ZestCash is similar to a microfinance company. Its main business is to provide small loans to people who don't have bank accounts or have bad credit records. 90% of ZestCash's loans are used to buy daily necessities, such as car maintenance and medical insurance.

Merrill Lynch said that ZestFinance mainly helps people with bad credit records get loans in two ways: one is to provide loans directly from ZestCash; One is to let financial institutions that use ZestFinance scoring system issue loans to them through ZestFinance scoring results. "So far, we have helped more than 654.38 million Americans without bank accounts or bad credit records get loans."
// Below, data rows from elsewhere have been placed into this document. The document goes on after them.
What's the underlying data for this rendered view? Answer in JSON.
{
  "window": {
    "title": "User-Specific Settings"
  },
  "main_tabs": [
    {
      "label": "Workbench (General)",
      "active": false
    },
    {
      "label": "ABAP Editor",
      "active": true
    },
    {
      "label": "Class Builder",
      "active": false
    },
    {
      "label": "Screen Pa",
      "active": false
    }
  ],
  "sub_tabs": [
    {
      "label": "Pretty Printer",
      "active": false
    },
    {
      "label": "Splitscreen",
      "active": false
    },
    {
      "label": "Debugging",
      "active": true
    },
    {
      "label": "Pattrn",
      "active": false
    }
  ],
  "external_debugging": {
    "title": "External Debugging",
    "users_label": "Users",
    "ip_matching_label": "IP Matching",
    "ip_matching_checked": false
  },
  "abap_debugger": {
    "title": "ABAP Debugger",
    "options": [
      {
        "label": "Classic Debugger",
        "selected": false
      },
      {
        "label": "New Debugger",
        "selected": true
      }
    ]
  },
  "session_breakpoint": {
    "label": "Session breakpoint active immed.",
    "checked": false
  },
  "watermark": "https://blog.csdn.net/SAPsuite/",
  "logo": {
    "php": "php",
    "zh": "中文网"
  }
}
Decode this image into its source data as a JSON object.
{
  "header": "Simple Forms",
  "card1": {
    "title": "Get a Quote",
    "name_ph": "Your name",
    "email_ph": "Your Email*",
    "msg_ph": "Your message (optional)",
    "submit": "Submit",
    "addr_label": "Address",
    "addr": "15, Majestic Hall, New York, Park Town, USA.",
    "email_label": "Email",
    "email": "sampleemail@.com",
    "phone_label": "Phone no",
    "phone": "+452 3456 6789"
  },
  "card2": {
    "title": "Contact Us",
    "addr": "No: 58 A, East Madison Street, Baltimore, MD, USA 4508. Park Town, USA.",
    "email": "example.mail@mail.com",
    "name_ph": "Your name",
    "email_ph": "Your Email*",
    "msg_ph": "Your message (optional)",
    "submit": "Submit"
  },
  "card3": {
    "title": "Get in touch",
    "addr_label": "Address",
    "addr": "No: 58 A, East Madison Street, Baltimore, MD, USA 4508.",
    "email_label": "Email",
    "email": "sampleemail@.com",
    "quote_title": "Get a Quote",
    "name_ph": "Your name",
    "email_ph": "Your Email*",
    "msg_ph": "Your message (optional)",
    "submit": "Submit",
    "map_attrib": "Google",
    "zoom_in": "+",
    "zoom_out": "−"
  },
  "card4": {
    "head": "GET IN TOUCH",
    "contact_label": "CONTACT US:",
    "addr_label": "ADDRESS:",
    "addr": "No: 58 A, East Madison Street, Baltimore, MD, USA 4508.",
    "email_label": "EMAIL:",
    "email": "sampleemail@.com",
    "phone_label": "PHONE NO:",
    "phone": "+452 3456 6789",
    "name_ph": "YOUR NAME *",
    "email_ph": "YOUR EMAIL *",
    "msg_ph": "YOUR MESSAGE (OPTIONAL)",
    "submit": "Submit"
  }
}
It is worth mentioning that ZestFinance has not led to a high bad debt rate, because its target customers are "risk groups". Merrill Lynch said that the default rate of loans currently obtained with ZestFinance is 50% lower than that of bank's "payday loans". "In other words, with ZestFinance algorithm,' payday loan' can save half the cost."

Competition and risk

After the financial crisis, bank credit has become more cautious, and it people in Silicon Valley are constantly tasting the sweetness of financial cake. P2P lending platforms such as Prosper and Lending Club came into being, and microfinance companies such as ZestCash also flourished. Companies including Zebit, Avantcredit, Kreditech and DemystData have taken a good look at the shortcomings of bank credit. The common feature of these companies is to use big data for credit analysis, and most of them have their own online credit platforms.

Lending Stream Peer-to-Peer Lending Platform built by Zebit can get a semi-annual personal credit loan of 50- 1500 USD within 4 minutes.
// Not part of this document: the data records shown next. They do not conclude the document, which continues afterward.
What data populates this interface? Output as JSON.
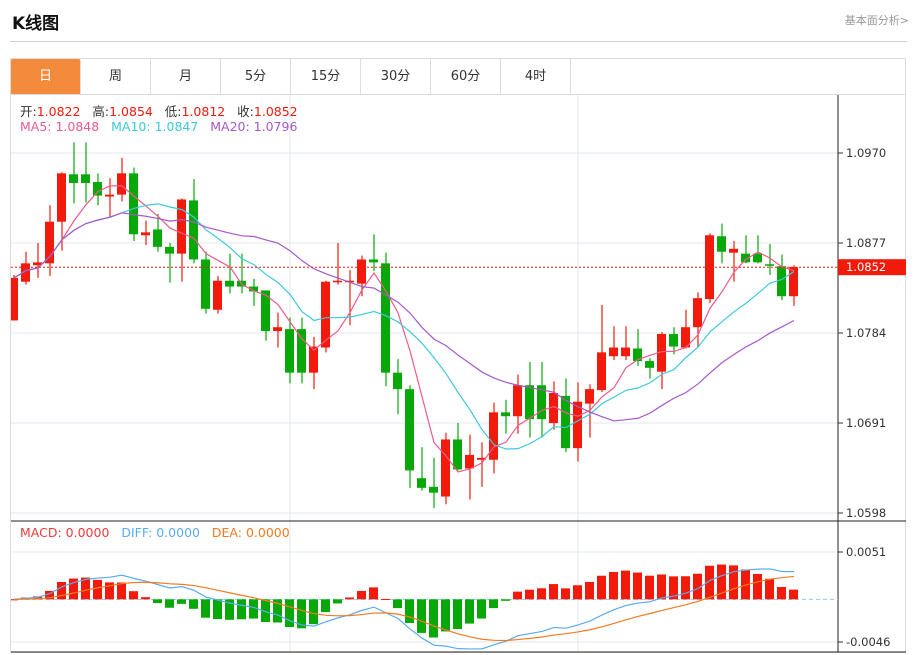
{
  "header": {
    "title": "K线图",
    "more_link": "基本面分析>"
  },
  "tabs": [
    {
      "label": "日",
      "active": true
    },
    {
      "label": "周"
    },
    {
      "label": "月"
    },
    {
      "label": "5分"
    },
    {
      "label": "15分"
    },
    {
      "label": "30分"
    },
    {
      "label": "60分"
    },
    {
      "label": "4时"
    }
  ],
  "info": {
    "open_label": "开:",
    "open": "1.0822",
    "high_label": "高:",
    "high": "1.0854",
    "low_label": "低:",
    "low": "1.0812",
    "close_label": "收:",
    "close": "1.0852",
    "ma5": "MA5: 1.0848",
    "ma10": "MA10: 1.0847",
    "ma20": "MA20: 1.0796"
  },
  "macd_info": {
    "macd": "MACD: 0.0000",
    "diff": "DIFF: 0.0000",
    "dea": "DEA: 0.0000"
  },
  "colors": {
    "up": "#f21a0b",
    "down": "#08a808",
    "ma5": "#ef5a8c",
    "ma10": "#3ec8dc",
    "ma20": "#a858c8",
    "diff": "#5aabf0",
    "dea": "#f57a20",
    "tab_active": "#f28c3c"
  },
  "chart_data": {
    "type": "candlestick",
    "ohlc_format": [
      "open",
      "high",
      "low",
      "close"
    ],
    "price_axis": {
      "ticks": [
        "1.0970",
        "1.0877",
        "1.0784",
        "1.0691",
        "1.0598"
      ],
      "ylim": [
        1.0598,
        1.097
      ]
    },
    "last_price_label": "1.0852",
    "last_price": 1.0852,
    "macd_axis": {
      "ticks": [
        "0.0051",
        "-0.0046"
      ],
      "ylim": [
        -0.0046,
        0.0051
      ]
    },
    "ma_periods": [
      5,
      10,
      20
    ],
    "ohlc": [
      [
        1.0797,
        1.0844,
        1.0797,
        1.0841
      ],
      [
        1.0837,
        1.0868,
        1.0834,
        1.0856
      ],
      [
        1.0854,
        1.0877,
        1.0841,
        1.0857
      ],
      [
        1.0856,
        1.0916,
        1.0843,
        1.0899
      ],
      [
        1.0899,
        1.095,
        1.0869,
        1.0949
      ],
      [
        1.0948,
        1.0981,
        1.0918,
        1.0939
      ],
      [
        1.0948,
        1.0981,
        1.0919,
        1.0939
      ],
      [
        1.094,
        1.0949,
        1.0916,
        1.0926
      ],
      [
        1.0925,
        1.0944,
        1.0904,
        1.0927
      ],
      [
        1.0927,
        1.0965,
        1.092,
        1.0949
      ],
      [
        1.0949,
        1.0955,
        1.0879,
        1.0886
      ],
      [
        1.0885,
        1.09,
        1.0875,
        1.0888
      ],
      [
        1.0891,
        1.0907,
        1.0868,
        1.0873
      ],
      [
        1.0873,
        1.0877,
        1.0836,
        1.0866
      ],
      [
        1.0866,
        1.0923,
        1.0837,
        1.0922
      ],
      [
        1.0921,
        1.0943,
        1.0856,
        1.086
      ],
      [
        1.086,
        1.0868,
        1.0804,
        1.0809
      ],
      [
        1.0808,
        1.0843,
        1.0804,
        1.0838
      ],
      [
        1.0838,
        1.0866,
        1.0825,
        1.0832
      ],
      [
        1.0838,
        1.0866,
        1.0825,
        1.0832
      ],
      [
        1.0832,
        1.084,
        1.0812,
        1.0827
      ],
      [
        1.0828,
        1.0828,
        1.0776,
        1.0786
      ],
      [
        1.0786,
        1.0805,
        1.0769,
        1.079
      ],
      [
        1.0788,
        1.08,
        1.0732,
        1.0743
      ],
      [
        1.0788,
        1.08,
        1.0732,
        1.0743
      ],
      [
        1.0743,
        1.078,
        1.0726,
        1.077
      ],
      [
        1.0769,
        1.0838,
        1.0764,
        1.0837
      ],
      [
        1.0837,
        1.0877,
        1.0834,
        1.0838
      ],
      [
        1.0837,
        1.0849,
        1.0792,
        1.0838
      ],
      [
        1.0835,
        1.0864,
        1.0822,
        1.086
      ],
      [
        1.086,
        1.0886,
        1.0848,
        1.0857
      ],
      [
        1.0856,
        1.0867,
        1.0729,
        1.0743
      ],
      [
        1.0743,
        1.0757,
        1.07,
        1.0726
      ],
      [
        1.0726,
        1.073,
        1.0624,
        1.0642
      ],
      [
        1.0634,
        1.0666,
        1.0621,
        1.0624
      ],
      [
        1.0625,
        1.0655,
        1.0603,
        1.0619
      ],
      [
        1.0615,
        1.0681,
        1.0607,
        1.0674
      ],
      [
        1.0674,
        1.0691,
        1.0642,
        1.0643
      ],
      [
        1.0644,
        1.0679,
        1.0612,
        1.0658
      ],
      [
        1.0653,
        1.0671,
        1.0625,
        1.0655
      ],
      [
        1.0653,
        1.0712,
        1.0639,
        1.0702
      ],
      [
        1.0702,
        1.0715,
        1.068,
        1.0698
      ],
      [
        1.0698,
        1.0741,
        1.068,
        1.073
      ],
      [
        1.073,
        1.0754,
        1.0676,
        1.0695
      ],
      [
        1.073,
        1.0754,
        1.0676,
        1.0695
      ],
      [
        1.0691,
        1.0734,
        1.0684,
        1.0722
      ],
      [
        1.0719,
        1.0737,
        1.0661,
        1.0665
      ],
      [
        1.0665,
        1.0733,
        1.0651,
        1.0713
      ],
      [
        1.0711,
        1.0731,
        1.0676,
        1.0726
      ],
      [
        1.0725,
        1.0813,
        1.0723,
        1.0764
      ],
      [
        1.076,
        1.0791,
        1.0756,
        1.0769
      ],
      [
        1.076,
        1.0791,
        1.0756,
        1.0769
      ],
      [
        1.0768,
        1.0788,
        1.075,
        1.0755
      ],
      [
        1.0755,
        1.0758,
        1.0737,
        1.0748
      ],
      [
        1.0744,
        1.0785,
        1.0726,
        1.0783
      ],
      [
        1.0783,
        1.079,
        1.0762,
        1.077
      ],
      [
        1.0769,
        1.0808,
        1.0768,
        1.079
      ],
      [
        1.079,
        1.0826,
        1.0769,
        1.082
      ],
      [
        1.0819,
        1.0887,
        1.0815,
        1.0885
      ],
      [
        1.0884,
        1.0897,
        1.0856,
        1.0868
      ],
      [
        1.0867,
        1.0879,
        1.0837,
        1.0871
      ],
      [
        1.0866,
        1.0885,
        1.0856,
        1.0857
      ],
      [
        1.0866,
        1.0885,
        1.0856,
        1.0857
      ],
      [
        1.0855,
        1.0876,
        1.0844,
        1.0854
      ],
      [
        1.0853,
        1.0865,
        1.0818,
        1.0822
      ],
      [
        1.0822,
        1.0854,
        1.0812,
        1.0852
      ]
    ]
  }
}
Avantcredit's slogan is "Applying for a loan from here will not affect your FICO credit score". The company is also a self-built credit system, and different people's scores give different interest rates.

Kreditech is located in Hamburg, Germany Two confident IT people use big data analysis to evaluate the probability of borrowers paying back money. They do not require customers to provide credit certificates, and can provide small loans within 500 euros within 15 minutes. Similar to ZestCash, Kreditech wants users to provide as much information as possible, including whether the user's loan application was sent with an iPad or an old computer, the probability of input error, the frequency of using the Cancel button, and so on.
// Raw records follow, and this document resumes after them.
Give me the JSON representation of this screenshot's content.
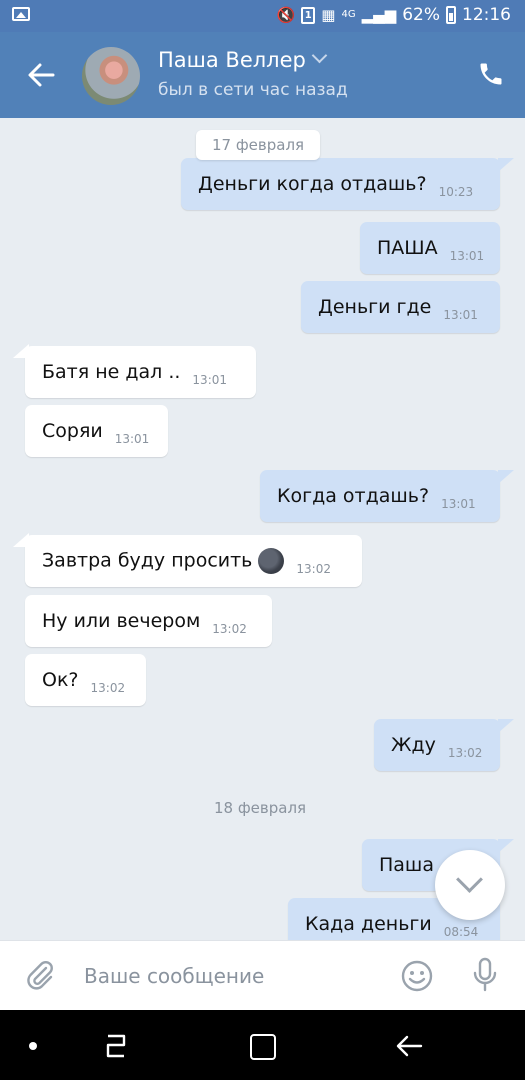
{
  "status_bar": {
    "battery_percent": "62%",
    "time": "12:16",
    "sim_slot": "1",
    "network": "4G"
  },
  "header": {
    "contact_name": "Паша Веллер",
    "contact_status": "был в сети час назад"
  },
  "dates": {
    "first": "17 февраля",
    "second": "18 февраля"
  },
  "messages": [
    {
      "direction": "out",
      "text": "Деньги когда отдашь?",
      "time": "10:23"
    },
    {
      "direction": "out",
      "text": "ПАША",
      "time": "13:01"
    },
    {
      "direction": "out",
      "text": "Деньги где",
      "time": "13:01"
    },
    {
      "direction": "in",
      "text": "Батя не дал ..",
      "time": "13:01"
    },
    {
      "direction": "in",
      "text": "Соряи",
      "time": "13:01"
    },
    {
      "direction": "out",
      "text": "Когда отдашь?",
      "time": "13:01"
    },
    {
      "direction": "in",
      "text": "Завтра буду просить",
      "time": "13:02",
      "emoji": "new-moon-face"
    },
    {
      "direction": "in",
      "text": "Ну или вечером",
      "time": "13:02"
    },
    {
      "direction": "in",
      "text": "Ок?",
      "time": "13:02"
    },
    {
      "direction": "out",
      "text": "Жду",
      "time": "13:02"
    },
    {
      "direction": "out",
      "text": "Паша",
      "time": ""
    },
    {
      "direction": "out",
      "text": "Када деньги",
      "time": "08:54"
    }
  ],
  "composer": {
    "placeholder": "Ваше сообщение"
  },
  "colors": {
    "header": "#5181b8",
    "outgoing_bubble": "#cfe0f6",
    "incoming_bubble": "#ffffff",
    "chat_background": "#e8edf2"
  }
}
The above-mentioned companies have been favored by venture capitalists, such as Kreditech20 13, which received $9 million in Series A investment in September, and Avantcredit20 13, which received $20 million in Series B investment in August.

Chen Jian believes that such innovative companies and traditional FICO do not conflict with bank credit and can be used as a supplement to the traditional market.

Of course, such companies can't do whatever they want, and they have to be regulated by the United States. Among them, the Equal Credit Opportunity Law passed by 1975 stipulates that loans must be granted to all applicants with reliable credit, regardless of race, religious belief, gender, marital status, age and other personal characteristics. However, with the blowout of big data on the Internet, this information has been included in the variable calculation together with social network information by companies such as ZestFinance. In addition, since all the collection of credit data must be approved by me, this way of collecting a large amount of data will also face the risk of infringing consumers' privacy.